適切なFLIRTシグネチャを見つけにくい問題

FLIRTシグネチャとは、分析ツールのIDAが既存のライブラリの識別および関数の命名を自動で行う機能のことです。FLIRTシグネチャがない場合、マルウェア分析者は図2のような複雑な関数に遭遇した際、その関数の挙動を理解するのに苦労しますが、本関数が memcpy とわかると分析する必要はありません。あらかじめ、この memcpy の関数を含んだFLIRTシグネチャを保有している場合、IDAによって関数名が memcpy と特定されるため、分析業務が省力化されます。

図2: memcpy関数


このFLIRTシグネチャは、IDAがデフォルトで準備しているものはほとんどの場合、マッチしません。
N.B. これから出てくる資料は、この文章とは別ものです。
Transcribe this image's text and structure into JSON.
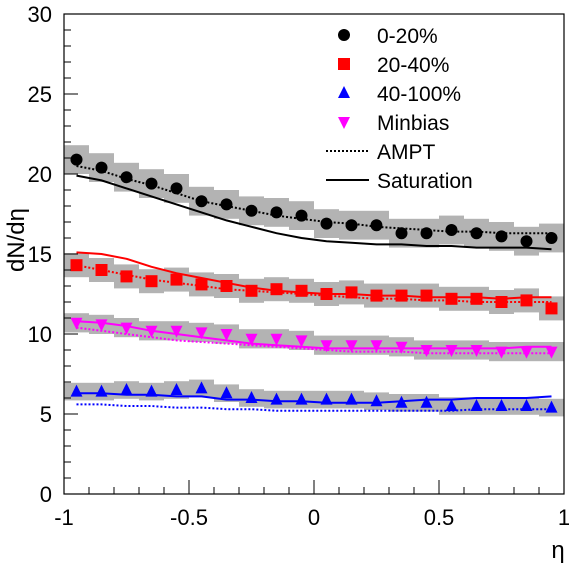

そのため、適切なFLIRTシグネチャを見つける、または作成しないといけないという問題があります。ただし、FLIRTシグネチャはコンパイル条件やライブラリのバージョンが異なるだけで、マッチしなくなるため、適切なFLIRTシグネチャを見つける作業は非常に困難です。図3に示す従来のFLIRTシグネチャ作成方法では、ライブラリとそのバージョンの違い、コンパイラのバージョンの違い、コンパイル条件の違いが生成されるELFバイナリへ影響します。そのため、さまざまな条件におけるFLIRTシグネチャを持っていないと、適切なFLIRTシグネチャが見つかりにくいということになります。

図3: IDAにおける従来のFLIRTシグネチャ作成方法

Yaraルールを活用したFLIRTシグネチャ作成手法

本手法の概要を図4に示します。始めに分析対象のELFマルウェアからYaraルールを作成します。ここで作成するYaraルールにはシンボル情報が残っているELFバイナリを検索できるようなルールとします。次に、作成されたYaraルールを用いてVirus TotalにてRetrohunt[2]を行い、取得したELFバイナリからFLIRTシグネチャ(.sig)を作成します。生成されたFLIRTシグネチャはELFマルウェアを基にRetrohuntしたファイルから作成されているため、対象のELFマルウェアに対してFLIRTシグネチャがマッチしやすいという利点があります。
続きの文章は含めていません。